Berlino, 9 Febbraio (red.Cin.) – Un olocausto dimenticato, oltre la musica e la rappresentazione di un mondo apparentemente distratto nelle serate jazz dell’occupazione nazista sulle quali appare, sullo schermo, la storia di Django: come sempre coraggiosa l’apertura della 67ma Berlinale con il film sullo sterminio dei rom che racconta la storia crudele di Jean Reinhardt – ‘Django’ – il musicista nato nel 1910 in Belgio, straordinario jazzista nonostante il danno per le gravissime ustioni dopo il violento incendio razzista della sua roulotte.
Étienne Comar, al suo primo film da regista, lo racconta nella Francia del ’43, dove Django è apprezzato anche dagli ufficiali tedeschi e il suo impresario lo vuole in tournèe nella Germania o di Goebbels e del fuhrer. Ma la “musica negra” è troppo swing e fa scandalo. mentre la sua comunità è bersaglio di una persecuzione razzista violenta e senza possibilità di salvezza.

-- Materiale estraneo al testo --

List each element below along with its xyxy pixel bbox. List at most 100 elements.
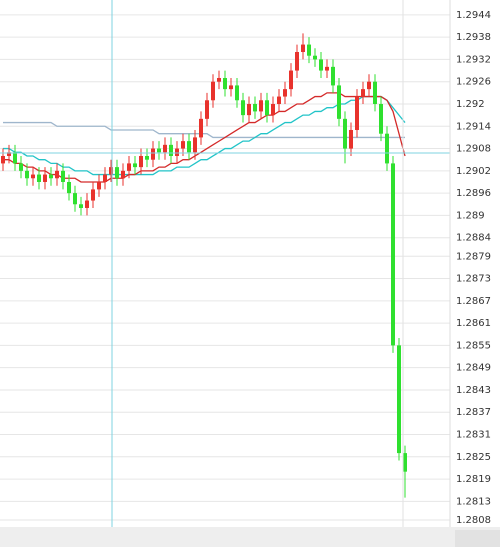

La sua parabola – dal successo alla persecuzione razziale – assume oggi un significato universale e forse per questo il film, con il suo taglio politico, ha conquistato subito anche il Direttore del Festival che lo ha scelto per l’apertura. “Ci siamo finalmente occupati di una comunità maltrattata dalla storia, abbiamo incontrato molti rom che ci hanno accolto a braccia aperte”, ha detto il regista presentando il film. “Certi elementi come le vicende dolorosa dei rifugiati e le persecuzioni razziali sono purtroppo sempre di attualità” dice ancora il regista che ha scelto di chiudere il film con il Requiem per le vittime rom composto proprio da Django. Ed eseguito la prima volta proprio subito dopo la liberazione. Senza dimenticare che se Woody Allen lo ha citato in Accordi e disaccordi, Sergio Corbucci ha chiamato così – proprio in onore della sua musica – il suo protagonista che ha sete di giustizia.